KNIME 4.5.2 Excel Reader extremely Slow when reading from other sheet different than the first

I’ve the same issue since the upgrade to the latest Knime version 4.5.2. I also deal heavely with Excel Sheets and the execution time just exploded. Processing before was in the minutes (dependend on the hardware I used 3 up to 6 minutes), now it’s on my fastest desktop 45 minutes! This kills me and I found no way (option) to speed this up. I invested a lot of time and logic to minimize file access (to speed up the process) by using the multiple tab option of the “new” Excel reader and writer. This worked fines until last week. I did not went as far as my “fellow sufferer” and did not test if the first read (or write) works fast but what I can approve is, that multi-tab Excel performance is worser than worse. I added (as you proposed) a timer info to one of the Excel writer components, the result is attached
Timer_info.txt (10.2 KB)

2 Likes

Hi @marcogertsch,
thanks for the additional information. So far I could not reproduce the issue. Can you share your KNIME workflow? If that is not possible, can you share the node settings of the excel nodes?
Also, did you change to the knime.ini file in any way (like setting a custom xmx value)?

2 Likes

Hello, here is the sample workflow, Im not sending full workflow, just the section that reads the excel files,…

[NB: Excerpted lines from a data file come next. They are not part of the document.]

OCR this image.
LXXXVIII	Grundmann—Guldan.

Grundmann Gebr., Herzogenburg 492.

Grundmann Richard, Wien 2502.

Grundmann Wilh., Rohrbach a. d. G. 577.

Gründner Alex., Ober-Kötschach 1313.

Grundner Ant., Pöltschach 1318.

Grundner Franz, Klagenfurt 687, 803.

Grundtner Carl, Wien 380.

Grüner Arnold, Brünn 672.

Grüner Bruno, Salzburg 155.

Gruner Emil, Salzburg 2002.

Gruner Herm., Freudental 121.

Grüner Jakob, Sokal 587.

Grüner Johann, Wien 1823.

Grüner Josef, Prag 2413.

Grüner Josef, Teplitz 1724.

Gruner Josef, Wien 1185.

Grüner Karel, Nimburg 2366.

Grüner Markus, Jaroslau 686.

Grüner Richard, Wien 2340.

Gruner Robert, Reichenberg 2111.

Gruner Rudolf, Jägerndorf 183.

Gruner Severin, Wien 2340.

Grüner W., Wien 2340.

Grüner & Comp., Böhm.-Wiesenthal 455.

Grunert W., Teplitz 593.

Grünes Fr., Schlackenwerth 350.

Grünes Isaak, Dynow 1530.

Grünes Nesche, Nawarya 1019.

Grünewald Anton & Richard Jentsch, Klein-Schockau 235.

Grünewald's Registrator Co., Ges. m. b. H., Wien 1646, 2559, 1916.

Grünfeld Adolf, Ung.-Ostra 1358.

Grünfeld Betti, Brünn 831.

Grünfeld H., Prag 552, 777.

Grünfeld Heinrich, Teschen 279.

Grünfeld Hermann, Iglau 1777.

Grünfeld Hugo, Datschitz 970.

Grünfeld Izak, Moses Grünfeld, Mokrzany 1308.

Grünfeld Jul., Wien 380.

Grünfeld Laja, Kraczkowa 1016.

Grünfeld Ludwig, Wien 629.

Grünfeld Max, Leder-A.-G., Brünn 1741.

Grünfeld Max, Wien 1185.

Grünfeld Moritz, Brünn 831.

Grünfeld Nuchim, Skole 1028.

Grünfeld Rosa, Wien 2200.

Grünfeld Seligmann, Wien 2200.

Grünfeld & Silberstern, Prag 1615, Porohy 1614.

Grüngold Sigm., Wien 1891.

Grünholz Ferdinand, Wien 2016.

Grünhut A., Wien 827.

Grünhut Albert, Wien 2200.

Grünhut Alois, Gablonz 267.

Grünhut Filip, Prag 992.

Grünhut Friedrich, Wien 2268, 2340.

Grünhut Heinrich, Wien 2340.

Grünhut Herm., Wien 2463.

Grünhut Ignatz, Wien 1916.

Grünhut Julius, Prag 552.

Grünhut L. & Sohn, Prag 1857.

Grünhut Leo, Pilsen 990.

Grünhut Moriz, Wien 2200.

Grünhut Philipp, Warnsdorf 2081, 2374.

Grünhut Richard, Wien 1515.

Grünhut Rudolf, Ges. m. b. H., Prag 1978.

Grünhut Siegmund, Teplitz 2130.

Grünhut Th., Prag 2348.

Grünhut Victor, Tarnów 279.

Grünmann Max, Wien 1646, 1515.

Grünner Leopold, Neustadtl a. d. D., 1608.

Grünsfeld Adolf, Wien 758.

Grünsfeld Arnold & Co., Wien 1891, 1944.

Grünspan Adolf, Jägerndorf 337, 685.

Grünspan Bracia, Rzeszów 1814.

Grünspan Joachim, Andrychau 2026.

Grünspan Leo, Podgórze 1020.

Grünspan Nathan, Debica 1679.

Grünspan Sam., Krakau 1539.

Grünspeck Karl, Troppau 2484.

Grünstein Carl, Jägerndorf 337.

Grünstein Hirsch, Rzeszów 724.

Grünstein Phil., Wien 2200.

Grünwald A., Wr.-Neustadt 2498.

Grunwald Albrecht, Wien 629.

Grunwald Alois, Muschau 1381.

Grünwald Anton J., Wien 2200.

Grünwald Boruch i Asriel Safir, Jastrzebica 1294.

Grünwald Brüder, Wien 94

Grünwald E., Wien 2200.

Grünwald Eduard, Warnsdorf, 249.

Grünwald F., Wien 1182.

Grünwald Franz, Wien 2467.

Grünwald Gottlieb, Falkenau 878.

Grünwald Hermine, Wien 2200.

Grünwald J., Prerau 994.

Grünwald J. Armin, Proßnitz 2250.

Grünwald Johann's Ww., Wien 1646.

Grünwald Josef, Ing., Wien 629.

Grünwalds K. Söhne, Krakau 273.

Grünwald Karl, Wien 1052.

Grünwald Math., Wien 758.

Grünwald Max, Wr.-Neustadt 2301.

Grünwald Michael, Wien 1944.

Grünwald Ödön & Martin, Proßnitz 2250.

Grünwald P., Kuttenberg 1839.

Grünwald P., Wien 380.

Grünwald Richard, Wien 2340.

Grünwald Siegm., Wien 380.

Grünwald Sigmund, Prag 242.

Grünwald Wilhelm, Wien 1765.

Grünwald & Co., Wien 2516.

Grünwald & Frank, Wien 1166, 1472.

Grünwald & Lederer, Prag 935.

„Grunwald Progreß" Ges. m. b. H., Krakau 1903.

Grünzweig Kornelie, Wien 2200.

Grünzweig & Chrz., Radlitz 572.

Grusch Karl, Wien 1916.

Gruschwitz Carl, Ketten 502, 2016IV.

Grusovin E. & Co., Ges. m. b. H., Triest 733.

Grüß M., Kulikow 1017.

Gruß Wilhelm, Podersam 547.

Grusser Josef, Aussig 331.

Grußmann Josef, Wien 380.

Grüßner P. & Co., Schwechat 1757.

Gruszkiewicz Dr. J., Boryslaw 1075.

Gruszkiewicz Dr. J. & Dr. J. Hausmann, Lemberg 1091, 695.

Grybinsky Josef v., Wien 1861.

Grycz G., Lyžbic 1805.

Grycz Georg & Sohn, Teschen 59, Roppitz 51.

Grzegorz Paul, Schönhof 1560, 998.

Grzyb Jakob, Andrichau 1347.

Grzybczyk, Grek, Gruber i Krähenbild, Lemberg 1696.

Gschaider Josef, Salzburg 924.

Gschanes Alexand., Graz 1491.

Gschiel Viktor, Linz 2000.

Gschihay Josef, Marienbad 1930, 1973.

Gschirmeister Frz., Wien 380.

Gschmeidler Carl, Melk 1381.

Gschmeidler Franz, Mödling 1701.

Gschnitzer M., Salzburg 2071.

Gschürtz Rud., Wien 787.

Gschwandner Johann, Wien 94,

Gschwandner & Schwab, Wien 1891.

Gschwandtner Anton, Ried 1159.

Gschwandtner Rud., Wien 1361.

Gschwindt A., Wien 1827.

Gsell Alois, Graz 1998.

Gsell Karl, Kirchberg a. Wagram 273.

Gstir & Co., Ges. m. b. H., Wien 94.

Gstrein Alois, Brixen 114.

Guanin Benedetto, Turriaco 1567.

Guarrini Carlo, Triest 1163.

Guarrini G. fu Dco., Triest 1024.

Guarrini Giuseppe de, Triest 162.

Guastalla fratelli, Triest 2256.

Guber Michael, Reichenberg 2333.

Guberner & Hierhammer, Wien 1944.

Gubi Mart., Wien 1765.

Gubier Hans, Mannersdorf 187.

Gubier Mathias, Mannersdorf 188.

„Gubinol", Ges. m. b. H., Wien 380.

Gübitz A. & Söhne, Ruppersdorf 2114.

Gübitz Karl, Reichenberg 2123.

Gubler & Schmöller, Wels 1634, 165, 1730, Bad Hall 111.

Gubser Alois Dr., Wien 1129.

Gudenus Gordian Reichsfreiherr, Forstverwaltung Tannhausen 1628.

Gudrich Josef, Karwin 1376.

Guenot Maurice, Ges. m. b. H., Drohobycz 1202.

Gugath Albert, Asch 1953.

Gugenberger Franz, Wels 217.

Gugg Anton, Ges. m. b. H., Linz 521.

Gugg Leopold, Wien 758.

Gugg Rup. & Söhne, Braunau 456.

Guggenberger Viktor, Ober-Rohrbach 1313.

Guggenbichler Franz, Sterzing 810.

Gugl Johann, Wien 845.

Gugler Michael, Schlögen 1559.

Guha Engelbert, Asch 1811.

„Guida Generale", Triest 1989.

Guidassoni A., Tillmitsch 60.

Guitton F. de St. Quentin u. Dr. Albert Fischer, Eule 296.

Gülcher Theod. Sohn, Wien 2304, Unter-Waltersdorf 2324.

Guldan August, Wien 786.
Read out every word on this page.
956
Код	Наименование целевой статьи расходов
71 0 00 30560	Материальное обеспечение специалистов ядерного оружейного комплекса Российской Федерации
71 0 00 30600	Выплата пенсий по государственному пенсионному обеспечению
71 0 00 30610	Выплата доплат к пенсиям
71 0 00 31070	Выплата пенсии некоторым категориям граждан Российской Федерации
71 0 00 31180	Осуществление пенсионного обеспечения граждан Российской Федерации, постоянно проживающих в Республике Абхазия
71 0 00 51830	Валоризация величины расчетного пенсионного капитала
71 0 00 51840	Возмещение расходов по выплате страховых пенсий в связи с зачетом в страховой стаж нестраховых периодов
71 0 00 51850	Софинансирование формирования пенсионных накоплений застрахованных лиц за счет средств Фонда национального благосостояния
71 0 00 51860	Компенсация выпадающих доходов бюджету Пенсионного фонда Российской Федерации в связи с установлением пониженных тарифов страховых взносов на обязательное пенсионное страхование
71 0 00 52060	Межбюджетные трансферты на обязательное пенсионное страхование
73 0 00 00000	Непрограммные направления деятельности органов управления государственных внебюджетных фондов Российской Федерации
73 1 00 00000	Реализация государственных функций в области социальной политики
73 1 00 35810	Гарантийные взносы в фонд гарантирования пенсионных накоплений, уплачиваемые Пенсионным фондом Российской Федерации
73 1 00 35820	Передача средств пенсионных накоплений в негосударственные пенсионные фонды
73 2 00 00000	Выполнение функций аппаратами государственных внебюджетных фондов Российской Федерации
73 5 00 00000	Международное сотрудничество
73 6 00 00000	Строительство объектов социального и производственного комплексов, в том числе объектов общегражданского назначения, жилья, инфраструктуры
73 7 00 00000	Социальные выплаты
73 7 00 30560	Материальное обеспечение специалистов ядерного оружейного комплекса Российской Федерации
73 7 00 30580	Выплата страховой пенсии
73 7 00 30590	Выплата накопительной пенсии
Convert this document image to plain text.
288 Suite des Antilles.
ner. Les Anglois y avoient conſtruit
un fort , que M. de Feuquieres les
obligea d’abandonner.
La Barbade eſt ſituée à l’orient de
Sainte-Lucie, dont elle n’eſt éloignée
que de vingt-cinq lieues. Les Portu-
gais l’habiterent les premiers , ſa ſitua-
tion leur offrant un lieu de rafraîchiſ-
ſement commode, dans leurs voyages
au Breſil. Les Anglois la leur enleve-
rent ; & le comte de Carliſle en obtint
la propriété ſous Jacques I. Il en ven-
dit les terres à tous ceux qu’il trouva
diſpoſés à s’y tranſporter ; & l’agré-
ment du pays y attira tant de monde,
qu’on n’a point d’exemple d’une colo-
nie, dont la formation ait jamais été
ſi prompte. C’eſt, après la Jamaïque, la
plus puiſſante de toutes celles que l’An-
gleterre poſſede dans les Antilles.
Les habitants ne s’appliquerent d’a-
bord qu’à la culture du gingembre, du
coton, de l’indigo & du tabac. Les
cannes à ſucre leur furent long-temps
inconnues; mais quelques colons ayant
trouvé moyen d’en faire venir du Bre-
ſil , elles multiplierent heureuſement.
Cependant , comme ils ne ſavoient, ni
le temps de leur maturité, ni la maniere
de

the same workflow has three excel files as samples, just execute it, its mapped with variants, you will notice that the speed of reading its extremelly slow, even more thinking that these excels have less than 1000 lines each.

Slow reading test.knar (2.4 MB)

if I roll back to 4.4.X the workflow runs just perfect. as @marcogertsch stated nothing has changed… Im also sending an screenshot if my KNIME.ini so you can take a look, I didnt execute any change on it.

1 Like

Just to support my buddy. I measured the performance of the Excel writer within my current workflow. The node has the target to write 6 Excel files with the same structure but different data but the same 10 tabs. As mentioned before, over christmas I redesigned the workflow in so it collects and prepares all tabs and writes them then in one rush. This helped my overcome of sync issues with my OneDrive (wirting to a file just beeing synchronized failes). The Excel writer shows the following progress:
00:23 > 00%
00:52 > 02%
01:15 > 04%
01:34 > 12%
01:49 > 16%
02:03 > 51%
02:36 > 54%
02:50 > 55%
03:05 > 75%
03:11 > 100%
So under the bottomline the process to write those 6 files endures approximately 18 Minutes. Each of those files is 700 kB so no big deal. In the early days, this part of the process lasted less than a minute.

2 Likes

I want to share my workflow with you, but the limit here is 4MB and the files is 22MB. Can I send it to you by mail. As the workflow contains customer data this option would also be prefered, as I don’t want to share this public. So can you provide me an alternative data exchange option? Many Thanks!

1 Like

Thank you @GQRanalytics and @marcogertsch for providing the workflows. While I could not reproduce the increased execution time between 4.5.2 and 4.4.4, the execution time of the Excel Reader and Writer nodes is nonetheless fairly high (especially because the files are relatively small). I therefore opened a ticket with our development team and will update this topic when I get feedback.

4 Likes

thanks! I will be waiting, my customer is running with 4.4.x version, and I have a pending change to upgrade their workflow.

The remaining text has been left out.